This is a Phase IIb, multi-centre, stratified, randomised, double-blind, double-dummy,
parallel-group, placebo and active controlled study in children aged 5-11 years with
persistent uncontrolled asthma. Subjects meeting all of the inclusion criteria and none of
the exclusion criteria at the screening visit (Visit 1) will enter a four week run-in period
during which time they will continue their current medications. Visit 2 will occur two weeks
into the run-in period to allow a review of compliance with daily diary and run-in
medication. At Visit 3 (end of run-in/randomization visit), subjects meeting the eligibility
criteria who remain uncontrolled despite baseline therapy will be stratified based on pre
screening inhaled corticosteroid (ICS) use. Once stratified, subjects will be randomised to
the treatment phase of the study where they will receive one of five treatments for 12 weeks.

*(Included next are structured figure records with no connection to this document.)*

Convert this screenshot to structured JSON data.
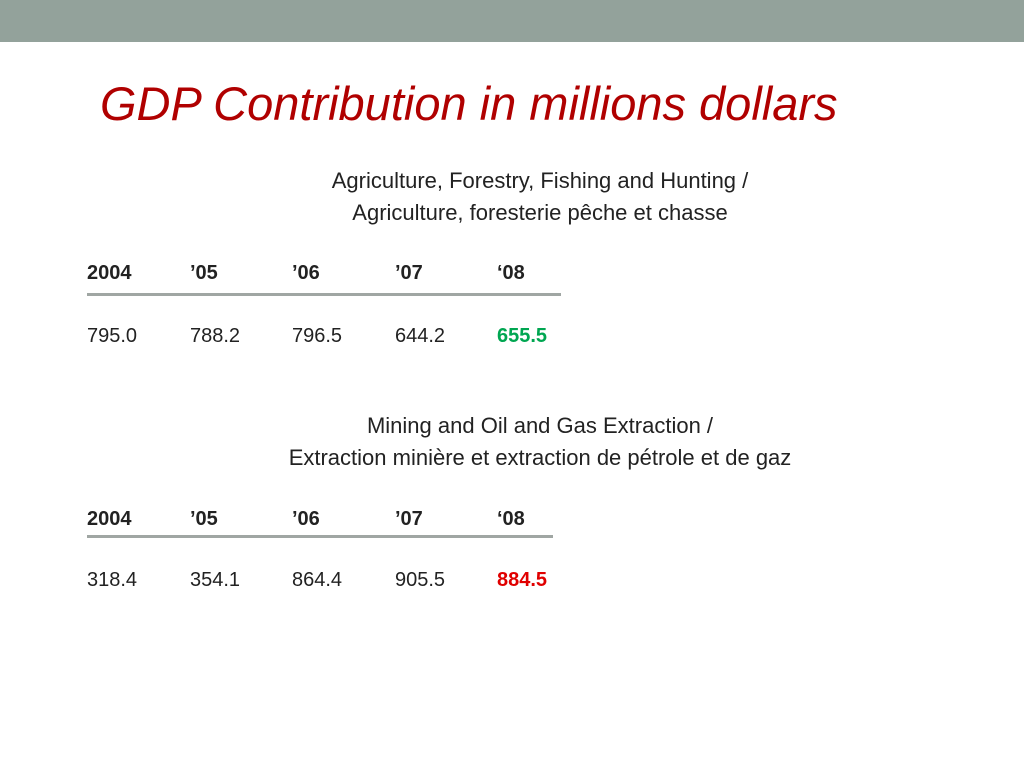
{
  "slide": {
    "title": "GDP Contribution in millions dollars",
    "colors": {
      "top_bar": "#93a29b",
      "title": "#b00000",
      "rule": "#a0a6a3",
      "highlight_up": "#00a651",
      "highlight_down": "#e00000"
    }
  },
  "tables": [
    {
      "caption_line1": "Agriculture, Forestry, Fishing and Hunting /",
      "caption_line2": "Agriculture, foresterie pêche et chasse",
      "headers": [
        "2004",
        "’05",
        "’06",
        "’07",
        "‘08"
      ],
      "values": [
        "795.0",
        "788.2",
        "796.5",
        "644.2",
        "655.5"
      ]
    },
    {
      "caption_line1": "Mining and Oil and Gas Extraction /",
      "caption_line2": "Extraction minière et extraction de pétrole et de gaz",
      "headers": [
        "2004",
        "’05",
        "’06",
        "’07",
        "‘08"
      ],
      "values": [
        "318.4",
        "354.1",
        "864.4",
        "905.5",
        "884.5"
      ]
    }
  ]
}
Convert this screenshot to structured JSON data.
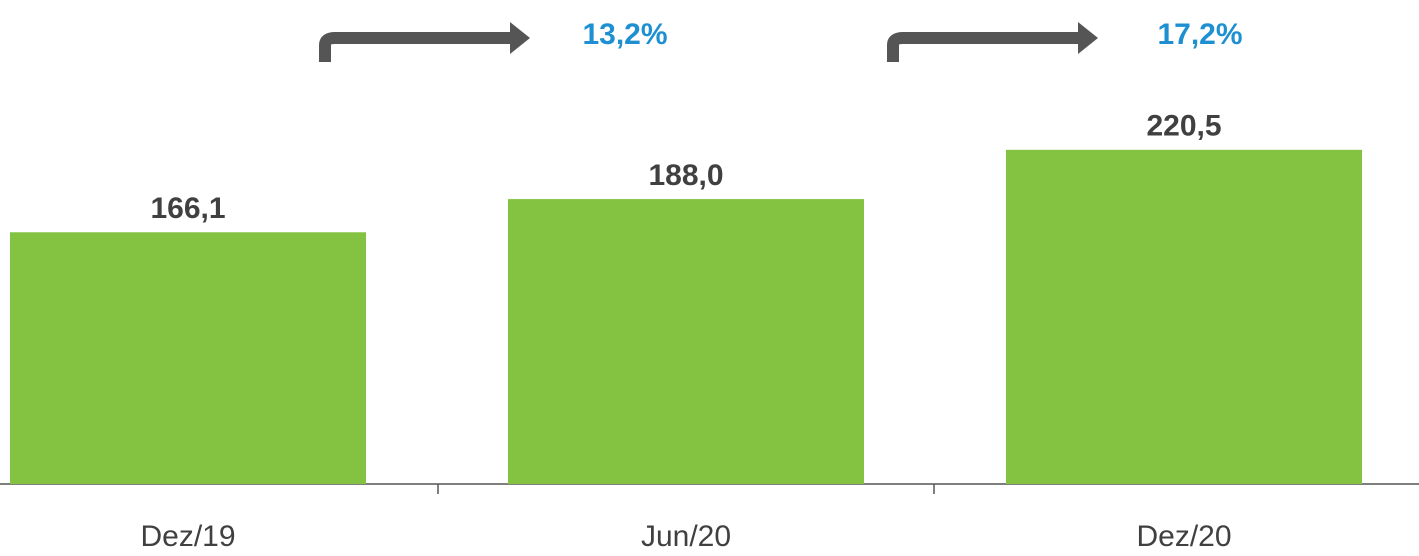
{
  "chart_data": {
    "type": "bar",
    "categories": [
      "Dez/19",
      "Jun/20",
      "Dez/20"
    ],
    "values": [
      166.1,
      188.0,
      220.5
    ],
    "value_labels": [
      "166,1",
      "188,0",
      "220,5"
    ],
    "color": "#84c341",
    "ylim": [
      0,
      225
    ],
    "annotations": [
      "13,2%",
      "17,2%"
    ]
  }
}
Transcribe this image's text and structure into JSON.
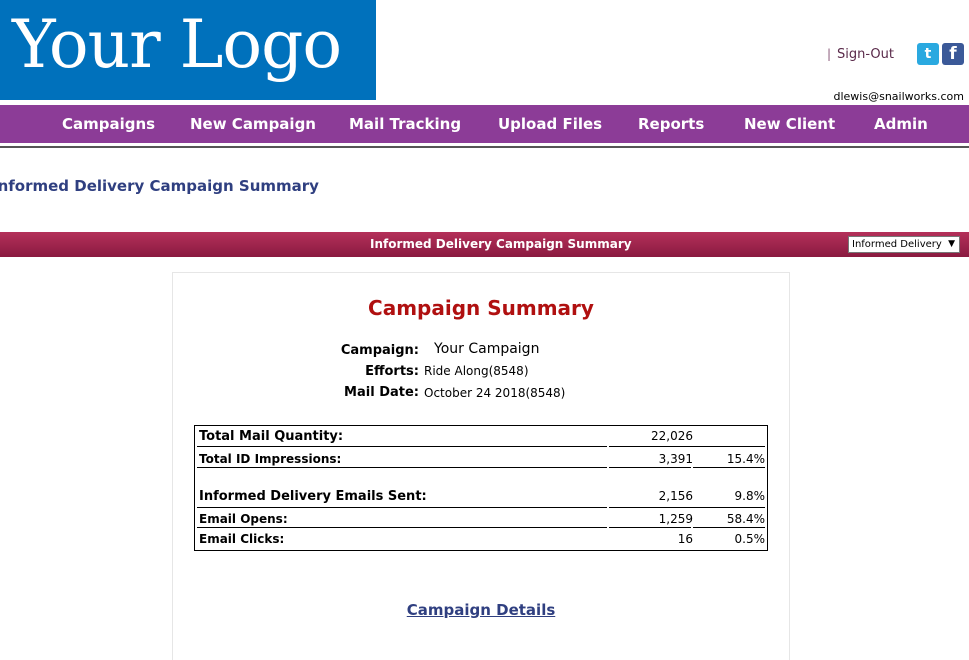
{
  "brand": {
    "logo_text": "Your Logo"
  },
  "header": {
    "separator": "|",
    "sign_out": "Sign-Out",
    "user_email": "dlewis@snailworks.com",
    "social": [
      {
        "icon": "twitter-icon",
        "glyph": "t",
        "color": "#2aa9e0"
      },
      {
        "icon": "facebook-icon",
        "glyph": "f",
        "color": "#3b5998"
      }
    ]
  },
  "nav": {
    "items": [
      {
        "label": "Campaigns"
      },
      {
        "label": "New Campaign"
      },
      {
        "label": "Mail Tracking"
      },
      {
        "label": "Upload Files"
      },
      {
        "label": "Reports"
      },
      {
        "label": "New Client"
      },
      {
        "label": "Admin"
      }
    ],
    "color": "#8c3c97"
  },
  "page": {
    "title": "Informed Delivery Campaign Summary"
  },
  "banner": {
    "title": "Informed Delivery Campaign Summary",
    "report_select": {
      "value": "Informed Delivery",
      "arrow": "▼"
    },
    "color": "#a3234c"
  },
  "summary": {
    "title": "Campaign Summary",
    "campaign_label": "Campaign:",
    "campaign_value": "Your Campaign",
    "efforts_label": "Efforts:",
    "efforts_value": "Ride Along(8548)",
    "mail_date_label": "Mail Date:",
    "mail_date_value": "October 24 2018(8548)"
  },
  "stats": {
    "total_mail_quantity": {
      "label": "Total Mail Quantity:",
      "value": "22,026",
      "pct": ""
    },
    "total_id_impressions": {
      "label": "Total ID Impressions:",
      "value": "3,391",
      "pct": "15.4%"
    },
    "emails_sent": {
      "label": "Informed Delivery Emails Sent:",
      "value": "2,156",
      "pct": "9.8%"
    },
    "email_opens": {
      "label": "Email Opens:",
      "value": "1,259",
      "pct": "58.4%"
    },
    "email_clicks": {
      "label": "Email Clicks:",
      "value": "16",
      "pct": "0.5%"
    }
  },
  "links": {
    "campaign_details": "Campaign Details"
  }
}
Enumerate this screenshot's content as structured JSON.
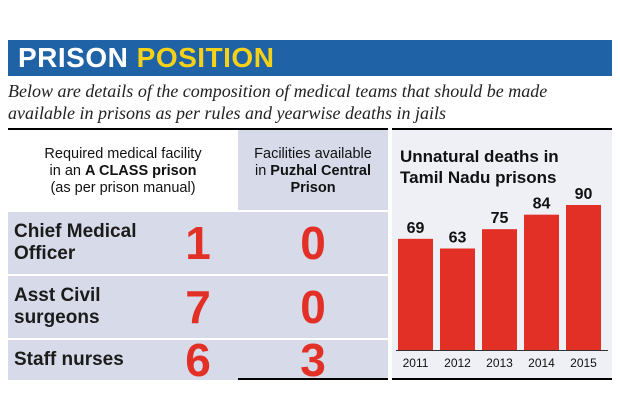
{
  "banner": {
    "title_word1": "PRISON",
    "title_word2": "POSITION",
    "colors": {
      "background": "#1f63a6",
      "word1": "#ffffff",
      "word2": "#f7d117"
    }
  },
  "intro": "Below are details of the composition of medical teams that should be made available in prisons as per rules and yearwise deaths in jails",
  "table": {
    "header_required": {
      "line1": "Required medical facility",
      "line2_prefix": "in an ",
      "line2_bold": "A CLASS prison",
      "line3": "(as per prison manual)"
    },
    "header_available": {
      "line1": "Facilities available",
      "line2_prefix": "in ",
      "line2_bold": "Puzhal Central",
      "line3_bold": "Prison"
    },
    "rows": [
      {
        "label_line1": "Chief Medical",
        "label_line2": "Officer",
        "required": "1",
        "available": "0"
      },
      {
        "label_line1": "Asst Civil",
        "label_line2": "surgeons",
        "required": "7",
        "available": "0"
      },
      {
        "label_line1": "Staff nurses",
        "label_line2": "",
        "required": "6",
        "available": "3"
      }
    ],
    "colors": {
      "shade": "#d7dae9",
      "value": "#e33026"
    }
  },
  "chart_data": {
    "type": "bar",
    "title_line1": "Unnatural deaths in",
    "title_line2": "Tamil Nadu prisons",
    "categories": [
      "2011",
      "2012",
      "2013",
      "2014",
      "2015"
    ],
    "values": [
      69,
      63,
      75,
      84,
      90
    ],
    "xlabel": "",
    "ylabel": "",
    "ylim": [
      0,
      90
    ],
    "grid": false,
    "bar_color": "#e33026",
    "data_labels": true
  }
}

Approx 1200 subjects ages 5 to 11 will be screened to achieve 575 randomized for a total of
115 randomized/evaluable subjects per treatment arm. Subjects will attend on-treatment visits
at 2, 4, 8 and 12 weeks (Visits 4, 5, 6 and 7 respectively). A follow-up contact will be
performed one week after completing study medication. All subjects must attempt spirometry
measurements at Visits 1 and 3. For all subjects, a timed 24-hour urine collection for
urinary cortisol and creatinine excretion will be performed prior to randomization at Visit 2
and within 7 days prior to Visit 7. All subjects must perform PEF daily between visits 1 and
7. The primary endpoint will be change from baseline in pre-dose (i.e. dosing trough) PM PEF
from patient hand held electronic daily diary at Endpoint (Endpoint is defined as the mean
over the last 7 days of treatment). Safety assessments include adverse events, oropharyngeal
examinations, clinical chemistry, urinary cortisol, and vital signs.